I am a Licensed Marriage and Family Therapist, educator, and founder of Affinity Counseling and Affinity Pathfinder. My work is shaped by a lifelong curiosity about how people survive, adapt, and make meaning in difficult systems—and how often sensitive, thoughtful people are misunderstood in the process.

My early experiences in mental health settings, combined with years of clinical practice, extensive global travel, and creative professional work in theatre, taught me that many people are not broken. They are overwhelmed, misattuned to, or carrying more than anyone was meant to carry alone.

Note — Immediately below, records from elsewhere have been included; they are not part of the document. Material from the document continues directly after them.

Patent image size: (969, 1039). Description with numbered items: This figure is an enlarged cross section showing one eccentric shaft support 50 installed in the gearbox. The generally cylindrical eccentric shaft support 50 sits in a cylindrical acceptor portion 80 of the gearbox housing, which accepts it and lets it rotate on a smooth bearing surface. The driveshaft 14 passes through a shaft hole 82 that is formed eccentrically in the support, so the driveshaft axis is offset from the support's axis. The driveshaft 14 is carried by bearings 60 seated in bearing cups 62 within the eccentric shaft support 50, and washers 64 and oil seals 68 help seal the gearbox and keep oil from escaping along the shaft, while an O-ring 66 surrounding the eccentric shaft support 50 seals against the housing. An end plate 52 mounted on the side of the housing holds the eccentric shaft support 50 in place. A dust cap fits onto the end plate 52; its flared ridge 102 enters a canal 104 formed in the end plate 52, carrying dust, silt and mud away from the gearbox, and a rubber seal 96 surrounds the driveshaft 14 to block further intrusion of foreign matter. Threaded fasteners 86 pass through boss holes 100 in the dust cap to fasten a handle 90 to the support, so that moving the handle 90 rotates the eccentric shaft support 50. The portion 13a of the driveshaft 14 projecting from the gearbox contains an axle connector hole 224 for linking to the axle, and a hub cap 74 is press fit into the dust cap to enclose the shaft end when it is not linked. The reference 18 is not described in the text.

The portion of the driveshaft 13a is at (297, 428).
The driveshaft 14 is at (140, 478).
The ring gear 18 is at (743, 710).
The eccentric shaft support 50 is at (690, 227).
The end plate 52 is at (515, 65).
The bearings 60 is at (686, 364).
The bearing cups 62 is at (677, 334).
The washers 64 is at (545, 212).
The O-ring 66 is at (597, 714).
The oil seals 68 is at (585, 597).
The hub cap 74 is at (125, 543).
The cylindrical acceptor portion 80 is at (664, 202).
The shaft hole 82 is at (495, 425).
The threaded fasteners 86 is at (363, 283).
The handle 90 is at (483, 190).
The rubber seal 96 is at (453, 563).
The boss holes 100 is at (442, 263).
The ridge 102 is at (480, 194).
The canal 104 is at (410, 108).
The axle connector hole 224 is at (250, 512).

I bring this understanding into every therapeutic relationship. I specialize in trauma-informed, attachment-based, and somatic approaches, including Internal Family Systems (IFS), Emotionally Focused Therapy (EFT), Brainspotting, and polyvagal-informed regulation.

For me, therapy is not about fixing people or having the right answers. It is about creating conditions where clients feel safe enough to tell the truth, reconnect with their bodies, and return to their own inner wisdom.

I am especially committed to working with people who have felt unseen, pathologized, or reduced by systems meant to help – offering care that is steady, relational, and grounded in both science and lived experience.

Witnessing clients reclaim choice, connection, and self-trust is the heart of my work. I consider it a privilege to walk alongside people as they come back to themselves.